Adult Restorative Dentistry, 442177 Oman Dental College , Muscat, Oman.
Restorative Dentistry, Dundee Dental Hospital and School, University of Dundee, Dundee, UK.
Diagnosis (Berl). 2024 May 3;11(3):259-265. doi: 10.1515/dx-2024-0034. eCollection 2024 Aug 1.
This study evaluates the comparative diagnostic accuracy of dental students and artificial intelligence (AI), specifically a modified ChatGPT 4, in endodontic assessments related to pulpal and apical conditions. The findings are intended to offer insights into the potential role of AI in augmenting dental education.

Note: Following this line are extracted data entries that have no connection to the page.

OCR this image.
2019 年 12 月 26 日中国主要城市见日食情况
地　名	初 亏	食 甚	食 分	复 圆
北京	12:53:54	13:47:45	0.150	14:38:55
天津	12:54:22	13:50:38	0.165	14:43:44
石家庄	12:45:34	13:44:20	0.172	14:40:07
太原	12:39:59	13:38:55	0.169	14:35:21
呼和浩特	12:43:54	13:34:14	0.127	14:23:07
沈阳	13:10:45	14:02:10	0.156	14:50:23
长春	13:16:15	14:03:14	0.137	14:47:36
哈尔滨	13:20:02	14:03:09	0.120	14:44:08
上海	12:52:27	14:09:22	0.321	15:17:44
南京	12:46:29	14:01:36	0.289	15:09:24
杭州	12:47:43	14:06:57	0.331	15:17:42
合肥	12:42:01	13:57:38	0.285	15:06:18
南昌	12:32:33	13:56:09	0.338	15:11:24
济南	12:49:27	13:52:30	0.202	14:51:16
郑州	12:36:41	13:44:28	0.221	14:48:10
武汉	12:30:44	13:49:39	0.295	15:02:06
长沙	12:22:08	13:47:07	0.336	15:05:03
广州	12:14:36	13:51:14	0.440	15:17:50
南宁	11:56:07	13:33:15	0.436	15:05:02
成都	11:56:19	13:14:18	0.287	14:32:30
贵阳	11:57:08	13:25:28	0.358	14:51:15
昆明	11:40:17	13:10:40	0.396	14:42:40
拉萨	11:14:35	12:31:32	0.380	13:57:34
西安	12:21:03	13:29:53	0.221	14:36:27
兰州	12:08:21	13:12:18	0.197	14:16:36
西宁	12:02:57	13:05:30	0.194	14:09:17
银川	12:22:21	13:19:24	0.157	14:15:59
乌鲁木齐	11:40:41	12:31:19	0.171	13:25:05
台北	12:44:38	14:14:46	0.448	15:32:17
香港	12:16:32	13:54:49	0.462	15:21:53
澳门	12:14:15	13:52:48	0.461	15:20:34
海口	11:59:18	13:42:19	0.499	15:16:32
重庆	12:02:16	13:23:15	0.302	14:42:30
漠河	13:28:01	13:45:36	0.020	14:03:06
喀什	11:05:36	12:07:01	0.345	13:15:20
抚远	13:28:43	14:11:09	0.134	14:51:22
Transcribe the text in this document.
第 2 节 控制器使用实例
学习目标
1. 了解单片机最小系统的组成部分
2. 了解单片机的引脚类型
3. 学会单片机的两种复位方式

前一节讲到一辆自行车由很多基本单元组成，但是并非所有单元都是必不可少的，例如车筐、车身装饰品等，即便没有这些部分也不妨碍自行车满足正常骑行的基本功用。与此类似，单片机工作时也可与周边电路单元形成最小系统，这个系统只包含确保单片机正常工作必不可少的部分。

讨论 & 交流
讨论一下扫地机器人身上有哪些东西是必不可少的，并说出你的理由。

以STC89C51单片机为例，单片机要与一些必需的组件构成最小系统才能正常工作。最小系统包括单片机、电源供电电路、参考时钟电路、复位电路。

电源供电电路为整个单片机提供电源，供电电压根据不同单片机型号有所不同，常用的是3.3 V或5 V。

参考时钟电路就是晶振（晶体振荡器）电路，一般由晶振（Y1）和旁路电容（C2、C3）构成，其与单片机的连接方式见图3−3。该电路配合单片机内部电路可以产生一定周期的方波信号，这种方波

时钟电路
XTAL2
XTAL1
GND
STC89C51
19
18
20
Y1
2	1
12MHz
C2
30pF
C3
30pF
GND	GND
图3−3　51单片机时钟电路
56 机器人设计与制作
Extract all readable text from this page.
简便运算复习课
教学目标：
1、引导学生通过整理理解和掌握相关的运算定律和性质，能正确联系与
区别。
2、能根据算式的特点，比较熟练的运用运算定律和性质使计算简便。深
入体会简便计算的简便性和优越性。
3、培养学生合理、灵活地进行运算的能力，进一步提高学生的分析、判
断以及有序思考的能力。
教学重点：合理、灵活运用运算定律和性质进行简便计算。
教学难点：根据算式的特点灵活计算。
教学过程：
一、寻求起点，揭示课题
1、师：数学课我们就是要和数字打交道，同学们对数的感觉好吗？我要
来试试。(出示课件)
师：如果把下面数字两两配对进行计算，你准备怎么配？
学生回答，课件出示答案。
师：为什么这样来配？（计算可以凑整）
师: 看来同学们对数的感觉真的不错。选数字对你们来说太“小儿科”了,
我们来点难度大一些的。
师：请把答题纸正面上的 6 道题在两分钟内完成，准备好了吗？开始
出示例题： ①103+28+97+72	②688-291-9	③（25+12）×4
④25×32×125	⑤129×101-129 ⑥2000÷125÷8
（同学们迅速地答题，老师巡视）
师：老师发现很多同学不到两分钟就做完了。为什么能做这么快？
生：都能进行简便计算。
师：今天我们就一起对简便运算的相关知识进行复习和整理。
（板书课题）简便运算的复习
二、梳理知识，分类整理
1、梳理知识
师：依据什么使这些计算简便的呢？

Involving 109 dental students divided into junior (54) and senior (55) groups, the study compared their diagnostic accuracy against ChatGPT's across seven clinical scenarios. Juniors had the American Association of Endodontists (AEE) terminology assistance, while seniors relied on prior knowledge. Accuracy was measured against a gold standard by experienced endodontists, using statistical analysis including Kruskal-Wallis and Dwass-Steel-Critchlow-Fligner tests.
ChatGPT achieved significantly higher accuracy (99.0 %) compared to seniors (79.7 %) and juniors (77.0 %). Median accuracy was 100.0 % for ChatGPT, 85.7 % for seniors, and 82.1 % for juniors. Statistical tests indicated significant differences between ChatGPT and both student groups (p<0.001), with no notable difference between the student cohorts.
The study reveals AI's capability to outperform dental students in diagnostic accuracy regarding endodontic assessments. This underscores AIs potential as a reference tool that students could utilize to enhance their understanding and diagnostic skills. Nevertheless, the potential for overreliance on AI, which may affect the development of critical analytical and decision-making abilities, necessitates a balanced integration of AI with human expertise and clinical judgement in dental education. Future research is essential to navigate the ethical and legal frameworks for incorporating AI tools such as ChatGPT into dental education and clinical practices effectively.
本研究评估了牙科学生和人工智能(AI),特别是经过修改的 ChatGPT 4,在牙髓和根尖状况相关的牙髓评估方面的比较诊断准确性。这些发现旨在为 AI 在增强牙科教育中的潜在作用提供见解。
该研究涉及 109 名牙科学生,分为初级组(54 名)和高级组(55 名),比较了他们在七个临床场景中的诊断准确性与 ChatGPT 的准确性。初级组使用美国牙髓病学会(AEE)术语辅助,而高级组则依赖于先前的知识。通过经验丰富的牙髓病专家使用统计分析(包括 Kruskal-Wallis 和 Dwass-Steel-Critchlow-Fligner 检验)对准确性进行了测量,以金标准为基准。
ChatGPT 的准确性明显高于高级组(79.7%)和初级组(77.0%),达到 99.0%。ChatGPT 的中位数准确性为 100.0%,高级组为 85.7%,初级组为 82.1%。统计检验表明 ChatGPT 与两个学生组之间存在显著差异(p<0.001),但学生组之间没有显著差异。
该研究表明,AI 在牙髓评估的诊断准确性方面能够超越牙科学生。这突显了 AI 作为学生可以用来增强他们的理解和诊断技能的参考工具的潜力。然而,过度依赖 AI 的潜力可能会影响批判性分析和决策能力的发展,因此需要在牙科教育中平衡地整合 AI 与人类专业知识和临床判断。未来的研究对于有效将像 ChatGPT 这样的 AI 工具纳入牙科教育和临床实践的伦理和法律框架至关重要。